What is the Public Readiness and Emergency Preparedness (PREP) Act?

The PREP Act authorizes the Secretary of the U.S. Department of Health and Human Services (HHS) to issue a “PREP Act Declaration” that provides immunity from tort liability (except for willful misconduct) for claims of loss caused, arising out of, relating to, or resulting from administration or use of disaster countermeasures.

A list of standing and past PREP Act declarations can be found at http://www.phe.gov/preparedness/legal/prepact/pages/default.aspxexternal icon.

What is the Stafford Act?

On request by any state governor, The Robert T. Stafford Disaster Relief and Emergency Assistance Act (Stafford Act) authorizes the President of the United States to declare a state of emergency. Declarations under the Stafford Act activate response by federal emergency management agencies.

What is the National Emergencies Act (NEA)?
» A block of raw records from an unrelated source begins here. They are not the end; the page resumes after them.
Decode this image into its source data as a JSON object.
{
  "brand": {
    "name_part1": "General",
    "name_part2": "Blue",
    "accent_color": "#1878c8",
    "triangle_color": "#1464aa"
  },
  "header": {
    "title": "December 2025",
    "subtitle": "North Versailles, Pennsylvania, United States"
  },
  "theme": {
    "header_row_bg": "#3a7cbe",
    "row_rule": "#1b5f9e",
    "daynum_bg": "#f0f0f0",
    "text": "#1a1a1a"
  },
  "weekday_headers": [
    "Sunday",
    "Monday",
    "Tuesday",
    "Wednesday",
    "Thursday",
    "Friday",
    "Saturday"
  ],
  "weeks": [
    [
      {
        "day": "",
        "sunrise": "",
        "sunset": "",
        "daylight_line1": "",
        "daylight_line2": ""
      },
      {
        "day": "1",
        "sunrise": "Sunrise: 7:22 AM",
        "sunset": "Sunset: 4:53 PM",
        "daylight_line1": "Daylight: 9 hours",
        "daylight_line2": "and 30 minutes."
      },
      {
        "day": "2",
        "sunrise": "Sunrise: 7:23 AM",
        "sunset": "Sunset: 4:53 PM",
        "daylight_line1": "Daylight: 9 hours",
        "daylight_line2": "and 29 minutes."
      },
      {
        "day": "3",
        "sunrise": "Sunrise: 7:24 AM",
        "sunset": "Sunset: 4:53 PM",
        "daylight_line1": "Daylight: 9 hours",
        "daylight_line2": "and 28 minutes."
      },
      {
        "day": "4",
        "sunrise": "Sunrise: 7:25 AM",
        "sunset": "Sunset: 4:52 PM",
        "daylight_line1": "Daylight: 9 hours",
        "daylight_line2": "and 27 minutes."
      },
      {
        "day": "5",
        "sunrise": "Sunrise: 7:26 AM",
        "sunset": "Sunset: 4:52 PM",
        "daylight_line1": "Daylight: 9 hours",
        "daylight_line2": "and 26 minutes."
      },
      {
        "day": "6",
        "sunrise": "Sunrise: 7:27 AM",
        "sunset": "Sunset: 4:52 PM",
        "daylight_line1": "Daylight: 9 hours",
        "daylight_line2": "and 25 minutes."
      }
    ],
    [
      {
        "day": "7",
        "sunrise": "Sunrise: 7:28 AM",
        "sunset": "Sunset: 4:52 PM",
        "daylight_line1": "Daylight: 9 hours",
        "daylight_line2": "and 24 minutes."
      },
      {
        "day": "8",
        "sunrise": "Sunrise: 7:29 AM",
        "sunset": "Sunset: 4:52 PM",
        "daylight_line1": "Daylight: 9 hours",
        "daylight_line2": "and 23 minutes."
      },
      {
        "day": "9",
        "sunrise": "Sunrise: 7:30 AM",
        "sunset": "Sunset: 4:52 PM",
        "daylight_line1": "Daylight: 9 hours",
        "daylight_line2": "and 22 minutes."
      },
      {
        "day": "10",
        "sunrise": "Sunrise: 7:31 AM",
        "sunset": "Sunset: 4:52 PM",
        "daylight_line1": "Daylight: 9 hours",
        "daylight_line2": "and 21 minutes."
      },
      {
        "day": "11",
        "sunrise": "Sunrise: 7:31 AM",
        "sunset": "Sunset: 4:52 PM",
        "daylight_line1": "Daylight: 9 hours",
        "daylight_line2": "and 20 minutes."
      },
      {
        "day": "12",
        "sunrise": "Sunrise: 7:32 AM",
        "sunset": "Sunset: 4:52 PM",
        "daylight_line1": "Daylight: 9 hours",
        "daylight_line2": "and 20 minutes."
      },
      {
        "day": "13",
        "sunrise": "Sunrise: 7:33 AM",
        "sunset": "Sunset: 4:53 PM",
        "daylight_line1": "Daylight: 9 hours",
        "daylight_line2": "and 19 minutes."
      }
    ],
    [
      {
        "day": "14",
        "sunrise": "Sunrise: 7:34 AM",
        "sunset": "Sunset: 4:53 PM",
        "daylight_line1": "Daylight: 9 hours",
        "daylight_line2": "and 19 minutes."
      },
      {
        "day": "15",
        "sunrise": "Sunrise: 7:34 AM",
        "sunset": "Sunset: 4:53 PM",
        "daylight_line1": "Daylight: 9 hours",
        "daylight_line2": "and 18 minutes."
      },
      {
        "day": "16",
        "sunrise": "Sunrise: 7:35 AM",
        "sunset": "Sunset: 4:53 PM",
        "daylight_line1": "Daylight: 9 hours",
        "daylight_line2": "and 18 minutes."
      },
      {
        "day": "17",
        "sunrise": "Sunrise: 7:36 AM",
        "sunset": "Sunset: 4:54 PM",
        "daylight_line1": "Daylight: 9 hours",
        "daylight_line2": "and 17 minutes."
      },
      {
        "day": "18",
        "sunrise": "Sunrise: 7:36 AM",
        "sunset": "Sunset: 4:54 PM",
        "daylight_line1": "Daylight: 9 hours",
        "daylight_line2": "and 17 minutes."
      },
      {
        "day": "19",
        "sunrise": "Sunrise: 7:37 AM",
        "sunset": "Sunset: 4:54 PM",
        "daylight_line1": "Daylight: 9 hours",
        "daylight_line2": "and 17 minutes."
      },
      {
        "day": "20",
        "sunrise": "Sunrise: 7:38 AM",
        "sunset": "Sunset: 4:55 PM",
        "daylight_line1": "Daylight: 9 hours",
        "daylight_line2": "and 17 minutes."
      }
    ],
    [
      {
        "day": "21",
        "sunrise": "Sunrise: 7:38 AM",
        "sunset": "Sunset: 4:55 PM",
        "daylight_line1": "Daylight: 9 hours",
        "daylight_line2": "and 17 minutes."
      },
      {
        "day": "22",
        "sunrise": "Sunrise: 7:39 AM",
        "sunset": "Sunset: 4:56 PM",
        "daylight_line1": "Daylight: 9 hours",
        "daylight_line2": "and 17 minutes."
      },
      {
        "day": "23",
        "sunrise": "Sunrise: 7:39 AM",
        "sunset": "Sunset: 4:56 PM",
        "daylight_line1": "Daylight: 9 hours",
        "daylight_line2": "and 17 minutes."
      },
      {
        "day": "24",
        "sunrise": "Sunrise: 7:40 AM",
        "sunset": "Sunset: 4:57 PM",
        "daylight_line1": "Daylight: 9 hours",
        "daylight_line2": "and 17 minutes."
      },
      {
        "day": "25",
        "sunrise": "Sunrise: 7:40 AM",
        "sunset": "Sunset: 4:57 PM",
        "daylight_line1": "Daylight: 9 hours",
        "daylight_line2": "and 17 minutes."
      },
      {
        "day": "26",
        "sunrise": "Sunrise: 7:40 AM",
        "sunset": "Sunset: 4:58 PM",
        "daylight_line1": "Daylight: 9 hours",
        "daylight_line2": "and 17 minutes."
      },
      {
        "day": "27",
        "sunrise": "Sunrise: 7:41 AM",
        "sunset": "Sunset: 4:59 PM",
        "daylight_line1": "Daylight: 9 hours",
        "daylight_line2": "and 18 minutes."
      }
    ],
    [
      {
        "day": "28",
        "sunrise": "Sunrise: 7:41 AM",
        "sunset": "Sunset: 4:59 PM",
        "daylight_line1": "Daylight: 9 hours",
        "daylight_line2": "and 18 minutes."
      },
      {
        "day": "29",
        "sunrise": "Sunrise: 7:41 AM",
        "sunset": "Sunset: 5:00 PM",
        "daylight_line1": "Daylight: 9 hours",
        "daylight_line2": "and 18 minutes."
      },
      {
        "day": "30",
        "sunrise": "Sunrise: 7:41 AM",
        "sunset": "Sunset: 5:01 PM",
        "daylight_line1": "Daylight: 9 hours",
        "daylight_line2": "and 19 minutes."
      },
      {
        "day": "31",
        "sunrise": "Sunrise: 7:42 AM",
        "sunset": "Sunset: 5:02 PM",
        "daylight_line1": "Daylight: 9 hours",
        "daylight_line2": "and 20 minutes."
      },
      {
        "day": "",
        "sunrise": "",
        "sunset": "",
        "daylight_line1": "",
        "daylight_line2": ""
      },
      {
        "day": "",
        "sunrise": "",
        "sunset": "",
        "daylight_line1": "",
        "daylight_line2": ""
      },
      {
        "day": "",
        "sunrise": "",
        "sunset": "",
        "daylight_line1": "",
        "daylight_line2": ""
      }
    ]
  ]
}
The NEA authorizes the President to declare a national emergency. A declaration under the NEA does not give any specific emergency authority. However, it does allow other federal statutory emergency authorities to be activated.
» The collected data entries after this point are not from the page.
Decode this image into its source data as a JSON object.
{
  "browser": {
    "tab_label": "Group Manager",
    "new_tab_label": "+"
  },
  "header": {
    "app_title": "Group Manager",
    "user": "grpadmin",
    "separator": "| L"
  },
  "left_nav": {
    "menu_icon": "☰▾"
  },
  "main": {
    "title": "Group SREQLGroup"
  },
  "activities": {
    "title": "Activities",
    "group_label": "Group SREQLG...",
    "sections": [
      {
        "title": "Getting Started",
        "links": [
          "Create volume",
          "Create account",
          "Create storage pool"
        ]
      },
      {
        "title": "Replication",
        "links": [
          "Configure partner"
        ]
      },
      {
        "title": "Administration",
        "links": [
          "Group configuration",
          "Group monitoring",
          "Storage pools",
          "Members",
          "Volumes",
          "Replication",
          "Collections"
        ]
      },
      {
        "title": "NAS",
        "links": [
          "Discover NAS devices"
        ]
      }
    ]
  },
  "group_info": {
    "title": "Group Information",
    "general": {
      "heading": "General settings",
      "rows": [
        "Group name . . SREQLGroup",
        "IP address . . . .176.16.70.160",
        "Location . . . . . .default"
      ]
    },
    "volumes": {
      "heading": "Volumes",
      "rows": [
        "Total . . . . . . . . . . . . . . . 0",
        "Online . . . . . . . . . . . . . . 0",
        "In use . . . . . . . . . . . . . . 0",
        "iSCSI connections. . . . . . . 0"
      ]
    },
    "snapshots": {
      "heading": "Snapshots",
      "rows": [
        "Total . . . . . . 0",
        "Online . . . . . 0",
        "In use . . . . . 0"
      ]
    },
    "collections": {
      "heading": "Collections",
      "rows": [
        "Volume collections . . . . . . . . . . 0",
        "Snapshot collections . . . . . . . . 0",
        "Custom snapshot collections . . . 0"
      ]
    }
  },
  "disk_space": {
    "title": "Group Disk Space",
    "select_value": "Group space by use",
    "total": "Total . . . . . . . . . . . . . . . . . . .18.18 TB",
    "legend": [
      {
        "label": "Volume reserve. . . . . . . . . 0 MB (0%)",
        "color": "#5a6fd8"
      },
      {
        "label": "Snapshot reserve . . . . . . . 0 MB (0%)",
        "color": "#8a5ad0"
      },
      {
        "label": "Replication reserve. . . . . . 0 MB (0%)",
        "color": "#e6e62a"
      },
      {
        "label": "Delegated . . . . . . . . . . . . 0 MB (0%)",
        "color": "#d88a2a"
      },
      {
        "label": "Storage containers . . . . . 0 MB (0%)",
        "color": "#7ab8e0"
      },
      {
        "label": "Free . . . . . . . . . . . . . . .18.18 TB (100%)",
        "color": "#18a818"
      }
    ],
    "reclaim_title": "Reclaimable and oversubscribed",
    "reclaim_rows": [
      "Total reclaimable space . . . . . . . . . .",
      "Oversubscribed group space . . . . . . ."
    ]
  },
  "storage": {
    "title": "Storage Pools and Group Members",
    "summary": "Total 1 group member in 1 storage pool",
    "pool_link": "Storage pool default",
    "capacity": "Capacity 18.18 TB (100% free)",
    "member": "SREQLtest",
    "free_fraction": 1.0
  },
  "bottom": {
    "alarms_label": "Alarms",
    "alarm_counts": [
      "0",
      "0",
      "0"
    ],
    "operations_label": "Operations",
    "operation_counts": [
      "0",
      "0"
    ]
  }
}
What is the Public Health Service Act (PHSA)? [1]

The PHSA gives legal authority to HHS in responding to emergencies. Specifically, PHSA Section 319 authorizes the HHS secretary to determine that a public health emergency exists. Similar to the NEA, this determination triggers other emergency powers that permit federal governments to address the public health emergency.

[1] http://www.astho.org/Programs/Preparedness/Public-Health-Emergency-Law/Emergency-Authority-and-Immunity-Toolkit/Public-Health-Service-Act,-Section-319-Fact-Sheet/external icon

What is the Social Security Act (SSA) Section 1135 waiver?
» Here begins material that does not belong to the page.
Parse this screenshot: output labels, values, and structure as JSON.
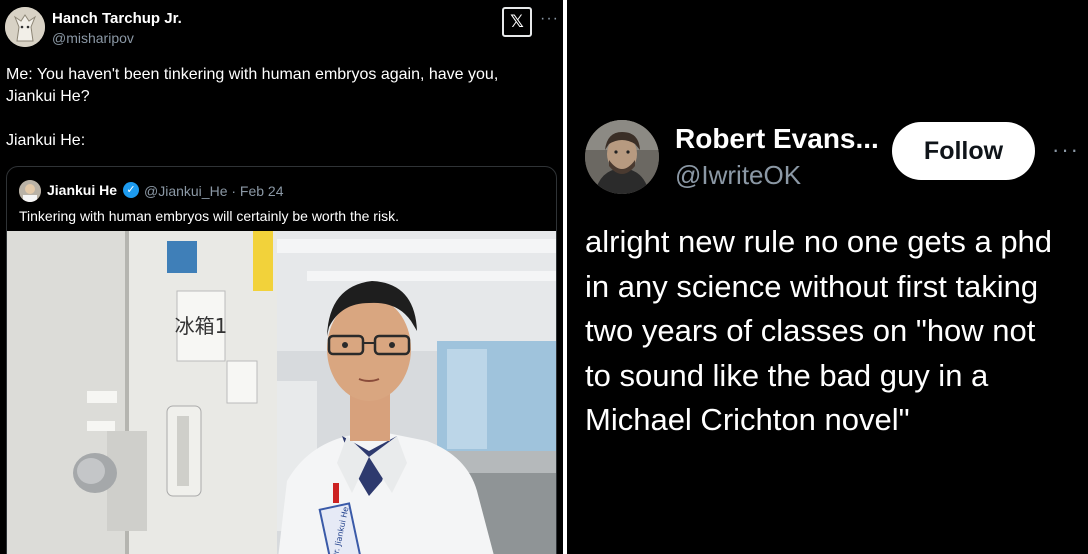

When authorized, Section 1135 waivers ensure that sufficient health care services are available to meet the needs of individuals enrolled in SSA programs when and where a public health emergency occurs. The HHS secretary is authorized to waive or modify a number of reimbursement requirements including, but not limited to, licensure, sanctions under Emergency Medical Treatment and Active Labor Act (EMTALA), and sanctions regarding Health Insurance Portability and Accountability Act (HIPAA) privacy regulations.

How do they all work together?

The PREP Act does not require a public health emergency determination for the secretary to make a PREP Act declaration. The Stafford Act, NEA, and PHSA all require a declaration or determination to take effect. Section 1135 waivers are only authorized after a Stafford Act or NEA declaration and a PHSA determination have been made.